In the sport of cricket, a wide is one of two things:
  • The event of a ball being delivered by a bowler too wide or high to be hit by the batsman, and ruled so by the umpire.
  • A run scored by the batting team as a penalty to the bowling team when this occurs.
A wide does not count as one of the six balls in an over, nor does it count as a ball faced by the batsman.
When a wide is bowled, a number of runs are awarded to the batting team, the number varying depending on local playing conditions in force. In Test cricket the award is one run; in some domestic competitions, particularly one-day cricket competitions, the award is two runs. These runs are scored as extras and are added to the team's total, but are not added to any batsman's total.
A batsman can not, by definition, be out bowled, leg before wicket, caught, or hit the ball twice off a wide, as a ball cannot be ruled as a wide if the ball strikes the batsman's bat or person. He may be out handled the ball, hit wicket, obstructing the field, run out, or stumped.
If the wicket-keeper fumbles or misses the ball, the batsmen may be able to take additional runs safely, and may choose to do so. The number of runs scored are scored as wides, not byes.
If the wicket-keeper misses the ball and it travels all the way to the boundary, the batting team immediately scores five wides, similarly as if the ball had been hit to the boundary for a four on a no ball.

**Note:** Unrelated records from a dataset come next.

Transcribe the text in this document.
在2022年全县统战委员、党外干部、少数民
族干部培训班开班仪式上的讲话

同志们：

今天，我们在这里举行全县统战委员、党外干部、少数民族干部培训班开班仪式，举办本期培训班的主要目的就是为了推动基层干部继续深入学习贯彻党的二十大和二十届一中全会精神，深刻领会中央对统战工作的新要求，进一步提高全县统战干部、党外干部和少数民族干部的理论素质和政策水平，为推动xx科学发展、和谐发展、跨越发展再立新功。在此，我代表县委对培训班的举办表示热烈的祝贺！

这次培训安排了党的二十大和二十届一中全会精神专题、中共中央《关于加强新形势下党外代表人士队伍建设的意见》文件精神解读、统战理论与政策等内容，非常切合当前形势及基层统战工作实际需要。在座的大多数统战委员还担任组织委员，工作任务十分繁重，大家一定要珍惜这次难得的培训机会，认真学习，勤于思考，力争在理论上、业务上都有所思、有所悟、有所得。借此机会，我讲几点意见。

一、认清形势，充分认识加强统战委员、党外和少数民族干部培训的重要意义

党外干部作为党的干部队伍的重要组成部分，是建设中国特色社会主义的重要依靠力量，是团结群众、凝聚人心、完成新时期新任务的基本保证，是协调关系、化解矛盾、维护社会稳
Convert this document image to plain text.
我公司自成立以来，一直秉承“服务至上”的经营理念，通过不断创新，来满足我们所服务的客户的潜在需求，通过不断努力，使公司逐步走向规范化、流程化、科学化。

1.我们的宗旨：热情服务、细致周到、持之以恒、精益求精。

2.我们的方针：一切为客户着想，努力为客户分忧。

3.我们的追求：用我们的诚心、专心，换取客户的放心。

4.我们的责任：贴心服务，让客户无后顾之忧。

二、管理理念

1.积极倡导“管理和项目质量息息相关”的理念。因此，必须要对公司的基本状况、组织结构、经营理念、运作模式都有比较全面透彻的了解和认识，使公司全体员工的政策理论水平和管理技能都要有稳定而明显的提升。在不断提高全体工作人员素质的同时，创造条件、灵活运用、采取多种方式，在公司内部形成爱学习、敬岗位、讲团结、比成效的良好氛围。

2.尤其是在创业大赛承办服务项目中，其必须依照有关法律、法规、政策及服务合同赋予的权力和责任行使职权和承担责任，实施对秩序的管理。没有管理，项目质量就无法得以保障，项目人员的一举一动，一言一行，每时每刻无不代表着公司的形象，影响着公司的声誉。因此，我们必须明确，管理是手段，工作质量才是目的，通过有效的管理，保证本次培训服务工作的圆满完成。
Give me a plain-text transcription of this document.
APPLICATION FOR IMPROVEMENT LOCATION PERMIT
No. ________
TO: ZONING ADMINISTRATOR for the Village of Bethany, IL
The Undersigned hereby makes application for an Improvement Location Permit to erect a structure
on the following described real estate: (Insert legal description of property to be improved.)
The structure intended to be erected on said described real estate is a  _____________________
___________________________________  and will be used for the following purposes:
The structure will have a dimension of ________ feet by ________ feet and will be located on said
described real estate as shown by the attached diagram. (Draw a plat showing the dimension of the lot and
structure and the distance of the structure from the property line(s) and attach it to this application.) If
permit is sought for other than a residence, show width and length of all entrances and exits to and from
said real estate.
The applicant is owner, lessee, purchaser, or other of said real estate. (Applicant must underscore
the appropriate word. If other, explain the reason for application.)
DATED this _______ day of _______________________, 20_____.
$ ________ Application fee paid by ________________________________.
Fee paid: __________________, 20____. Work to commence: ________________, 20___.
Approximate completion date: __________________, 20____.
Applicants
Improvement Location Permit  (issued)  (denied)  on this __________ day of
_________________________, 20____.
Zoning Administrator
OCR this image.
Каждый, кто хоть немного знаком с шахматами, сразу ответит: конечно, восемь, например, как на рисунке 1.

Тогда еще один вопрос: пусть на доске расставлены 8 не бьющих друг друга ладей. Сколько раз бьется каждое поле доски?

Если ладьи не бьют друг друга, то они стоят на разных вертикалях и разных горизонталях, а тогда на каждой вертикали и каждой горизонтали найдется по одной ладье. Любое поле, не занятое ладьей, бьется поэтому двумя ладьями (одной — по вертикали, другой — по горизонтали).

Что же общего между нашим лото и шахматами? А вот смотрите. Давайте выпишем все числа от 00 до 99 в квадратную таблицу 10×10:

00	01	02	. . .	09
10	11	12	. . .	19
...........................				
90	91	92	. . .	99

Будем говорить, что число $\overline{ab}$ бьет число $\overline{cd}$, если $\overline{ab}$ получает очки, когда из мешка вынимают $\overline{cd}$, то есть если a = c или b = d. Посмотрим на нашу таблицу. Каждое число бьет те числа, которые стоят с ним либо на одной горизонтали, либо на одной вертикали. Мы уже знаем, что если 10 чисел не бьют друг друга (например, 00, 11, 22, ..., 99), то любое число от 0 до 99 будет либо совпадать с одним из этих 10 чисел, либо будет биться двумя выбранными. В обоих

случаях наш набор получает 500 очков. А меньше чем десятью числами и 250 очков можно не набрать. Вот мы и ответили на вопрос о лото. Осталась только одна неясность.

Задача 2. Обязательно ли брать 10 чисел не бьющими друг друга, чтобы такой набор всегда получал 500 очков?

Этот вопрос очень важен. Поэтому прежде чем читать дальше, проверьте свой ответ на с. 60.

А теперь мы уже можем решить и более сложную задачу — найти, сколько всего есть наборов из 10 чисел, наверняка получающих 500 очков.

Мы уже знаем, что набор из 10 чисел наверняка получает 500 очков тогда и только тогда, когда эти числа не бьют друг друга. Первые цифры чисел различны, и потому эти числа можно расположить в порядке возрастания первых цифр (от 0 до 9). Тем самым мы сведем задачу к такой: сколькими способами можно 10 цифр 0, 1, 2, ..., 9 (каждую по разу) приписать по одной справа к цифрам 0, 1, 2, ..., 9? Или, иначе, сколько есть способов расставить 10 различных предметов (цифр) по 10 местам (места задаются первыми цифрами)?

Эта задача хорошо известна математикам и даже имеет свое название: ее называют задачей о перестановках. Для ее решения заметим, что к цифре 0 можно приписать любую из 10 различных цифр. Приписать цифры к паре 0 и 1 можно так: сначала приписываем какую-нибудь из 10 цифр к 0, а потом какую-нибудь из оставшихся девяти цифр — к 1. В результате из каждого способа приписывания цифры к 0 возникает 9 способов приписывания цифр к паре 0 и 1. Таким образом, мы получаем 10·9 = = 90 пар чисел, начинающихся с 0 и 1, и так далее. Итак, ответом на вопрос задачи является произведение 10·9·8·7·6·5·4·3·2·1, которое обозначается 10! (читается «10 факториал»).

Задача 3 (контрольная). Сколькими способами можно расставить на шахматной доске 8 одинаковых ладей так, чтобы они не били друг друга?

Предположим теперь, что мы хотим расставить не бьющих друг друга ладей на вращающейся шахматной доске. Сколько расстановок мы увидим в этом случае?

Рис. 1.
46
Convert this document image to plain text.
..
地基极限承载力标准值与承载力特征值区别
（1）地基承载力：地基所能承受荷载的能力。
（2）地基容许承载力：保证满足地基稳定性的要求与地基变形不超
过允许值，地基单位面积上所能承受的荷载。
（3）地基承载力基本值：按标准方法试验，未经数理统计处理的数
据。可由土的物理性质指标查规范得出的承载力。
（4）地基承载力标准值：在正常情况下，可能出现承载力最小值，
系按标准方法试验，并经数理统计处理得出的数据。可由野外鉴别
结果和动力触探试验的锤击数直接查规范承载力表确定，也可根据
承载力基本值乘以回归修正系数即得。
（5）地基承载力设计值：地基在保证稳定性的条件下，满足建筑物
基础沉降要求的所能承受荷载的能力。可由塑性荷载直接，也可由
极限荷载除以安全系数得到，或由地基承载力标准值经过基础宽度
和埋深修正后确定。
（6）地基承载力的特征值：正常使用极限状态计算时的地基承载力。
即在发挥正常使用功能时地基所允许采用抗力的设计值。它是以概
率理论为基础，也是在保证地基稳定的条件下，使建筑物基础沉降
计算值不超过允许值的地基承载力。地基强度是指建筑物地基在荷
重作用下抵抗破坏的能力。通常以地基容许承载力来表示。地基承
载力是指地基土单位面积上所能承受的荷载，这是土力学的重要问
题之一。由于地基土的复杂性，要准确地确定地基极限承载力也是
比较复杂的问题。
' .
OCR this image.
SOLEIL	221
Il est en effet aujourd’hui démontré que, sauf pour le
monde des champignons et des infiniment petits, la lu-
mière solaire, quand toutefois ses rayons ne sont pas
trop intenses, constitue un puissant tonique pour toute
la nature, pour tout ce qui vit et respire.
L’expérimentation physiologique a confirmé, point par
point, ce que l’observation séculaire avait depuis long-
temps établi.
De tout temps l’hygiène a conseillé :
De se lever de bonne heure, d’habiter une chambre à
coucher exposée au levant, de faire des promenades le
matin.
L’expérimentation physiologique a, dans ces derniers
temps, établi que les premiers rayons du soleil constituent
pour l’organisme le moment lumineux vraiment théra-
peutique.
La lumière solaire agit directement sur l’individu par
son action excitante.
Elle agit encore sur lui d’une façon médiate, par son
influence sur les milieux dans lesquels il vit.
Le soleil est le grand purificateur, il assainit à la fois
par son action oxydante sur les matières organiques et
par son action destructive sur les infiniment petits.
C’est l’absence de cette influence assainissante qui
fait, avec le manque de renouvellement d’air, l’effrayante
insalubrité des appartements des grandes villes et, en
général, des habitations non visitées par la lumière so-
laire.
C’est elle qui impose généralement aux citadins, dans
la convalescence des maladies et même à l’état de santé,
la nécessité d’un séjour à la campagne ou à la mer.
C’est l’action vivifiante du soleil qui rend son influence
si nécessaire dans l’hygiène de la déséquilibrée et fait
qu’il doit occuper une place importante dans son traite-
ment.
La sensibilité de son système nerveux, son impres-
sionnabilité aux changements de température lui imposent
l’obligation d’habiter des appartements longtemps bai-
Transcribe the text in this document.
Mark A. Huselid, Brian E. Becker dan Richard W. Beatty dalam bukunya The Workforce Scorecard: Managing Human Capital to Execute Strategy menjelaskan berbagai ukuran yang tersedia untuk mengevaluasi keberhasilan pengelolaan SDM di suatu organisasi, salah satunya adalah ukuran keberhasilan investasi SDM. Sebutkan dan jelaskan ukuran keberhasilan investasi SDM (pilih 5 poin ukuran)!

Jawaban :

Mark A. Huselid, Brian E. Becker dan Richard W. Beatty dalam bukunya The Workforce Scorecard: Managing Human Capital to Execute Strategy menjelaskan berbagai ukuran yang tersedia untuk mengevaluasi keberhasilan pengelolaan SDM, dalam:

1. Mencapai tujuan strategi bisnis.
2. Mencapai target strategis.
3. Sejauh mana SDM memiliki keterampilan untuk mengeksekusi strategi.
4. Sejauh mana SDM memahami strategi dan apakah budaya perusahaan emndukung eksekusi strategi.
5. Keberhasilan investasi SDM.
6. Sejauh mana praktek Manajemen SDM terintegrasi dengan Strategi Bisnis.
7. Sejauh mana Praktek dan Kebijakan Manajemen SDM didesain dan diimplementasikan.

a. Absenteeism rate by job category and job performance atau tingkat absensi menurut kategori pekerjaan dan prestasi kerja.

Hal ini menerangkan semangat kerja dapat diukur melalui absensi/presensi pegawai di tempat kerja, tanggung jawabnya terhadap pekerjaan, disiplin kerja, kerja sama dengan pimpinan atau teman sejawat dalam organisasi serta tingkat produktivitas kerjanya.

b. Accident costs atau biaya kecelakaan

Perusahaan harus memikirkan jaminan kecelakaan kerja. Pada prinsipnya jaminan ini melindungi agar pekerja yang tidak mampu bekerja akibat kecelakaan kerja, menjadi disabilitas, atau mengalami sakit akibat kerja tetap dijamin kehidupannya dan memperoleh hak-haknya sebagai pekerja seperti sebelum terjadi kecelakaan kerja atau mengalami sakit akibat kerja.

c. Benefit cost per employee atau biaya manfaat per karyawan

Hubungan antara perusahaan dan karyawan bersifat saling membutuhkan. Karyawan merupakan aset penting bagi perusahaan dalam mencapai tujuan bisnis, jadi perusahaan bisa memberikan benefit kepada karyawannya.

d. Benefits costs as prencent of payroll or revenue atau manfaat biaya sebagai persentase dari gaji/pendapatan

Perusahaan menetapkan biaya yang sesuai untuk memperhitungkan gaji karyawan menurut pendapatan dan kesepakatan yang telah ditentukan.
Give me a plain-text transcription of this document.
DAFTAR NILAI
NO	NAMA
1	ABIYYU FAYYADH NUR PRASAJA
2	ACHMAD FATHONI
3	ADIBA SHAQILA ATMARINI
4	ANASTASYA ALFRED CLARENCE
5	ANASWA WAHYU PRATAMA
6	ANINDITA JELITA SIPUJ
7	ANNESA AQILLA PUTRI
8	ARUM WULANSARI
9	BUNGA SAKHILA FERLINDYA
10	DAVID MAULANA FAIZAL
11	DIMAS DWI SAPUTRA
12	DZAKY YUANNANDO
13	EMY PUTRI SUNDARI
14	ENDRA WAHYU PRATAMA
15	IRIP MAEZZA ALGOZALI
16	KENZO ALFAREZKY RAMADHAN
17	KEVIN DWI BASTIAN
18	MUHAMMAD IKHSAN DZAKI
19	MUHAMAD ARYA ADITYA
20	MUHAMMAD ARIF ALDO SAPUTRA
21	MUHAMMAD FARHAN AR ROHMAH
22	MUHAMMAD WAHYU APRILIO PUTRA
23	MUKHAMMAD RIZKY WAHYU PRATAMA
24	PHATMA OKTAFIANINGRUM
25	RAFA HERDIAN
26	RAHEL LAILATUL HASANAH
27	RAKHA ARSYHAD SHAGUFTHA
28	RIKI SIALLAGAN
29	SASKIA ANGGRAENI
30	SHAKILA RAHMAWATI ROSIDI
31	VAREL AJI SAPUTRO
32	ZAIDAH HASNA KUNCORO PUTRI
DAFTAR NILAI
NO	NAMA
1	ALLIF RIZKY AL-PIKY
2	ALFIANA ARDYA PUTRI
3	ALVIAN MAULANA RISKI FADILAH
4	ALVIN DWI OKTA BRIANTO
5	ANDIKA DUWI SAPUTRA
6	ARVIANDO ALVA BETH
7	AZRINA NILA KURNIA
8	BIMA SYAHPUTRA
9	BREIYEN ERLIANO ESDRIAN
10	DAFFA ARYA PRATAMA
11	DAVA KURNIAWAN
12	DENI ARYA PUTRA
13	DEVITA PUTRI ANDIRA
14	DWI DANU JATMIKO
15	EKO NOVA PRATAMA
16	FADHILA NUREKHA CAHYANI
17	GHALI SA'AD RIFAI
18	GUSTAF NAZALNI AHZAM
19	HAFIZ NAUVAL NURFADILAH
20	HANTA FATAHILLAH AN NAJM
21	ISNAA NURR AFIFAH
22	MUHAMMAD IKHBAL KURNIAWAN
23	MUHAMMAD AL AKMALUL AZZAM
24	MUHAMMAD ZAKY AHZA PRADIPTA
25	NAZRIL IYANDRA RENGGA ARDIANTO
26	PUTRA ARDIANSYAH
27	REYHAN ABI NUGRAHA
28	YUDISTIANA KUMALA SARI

If a ball qualifies as a no ball as well as a wide, the umpire will call it a no ball instead of a wide, and all the rules for a no ball apply.
Wides are considered to be the fault of the bowler, and are recorded as a negative statistic in a bowler's record. However, this has only been the case since the early 1980's - the first Test to record wides (and no-balls) against the bowler's analyses was India vs Pakistan in September, 1983.
Wides are not uncommon. A typical number occurring in a game might be in the range 5-20.
The baseball equivalent of a wide is a called "ball", in the sense that each is judged to be an "unfair" or "unhittable" delivery by the umpire.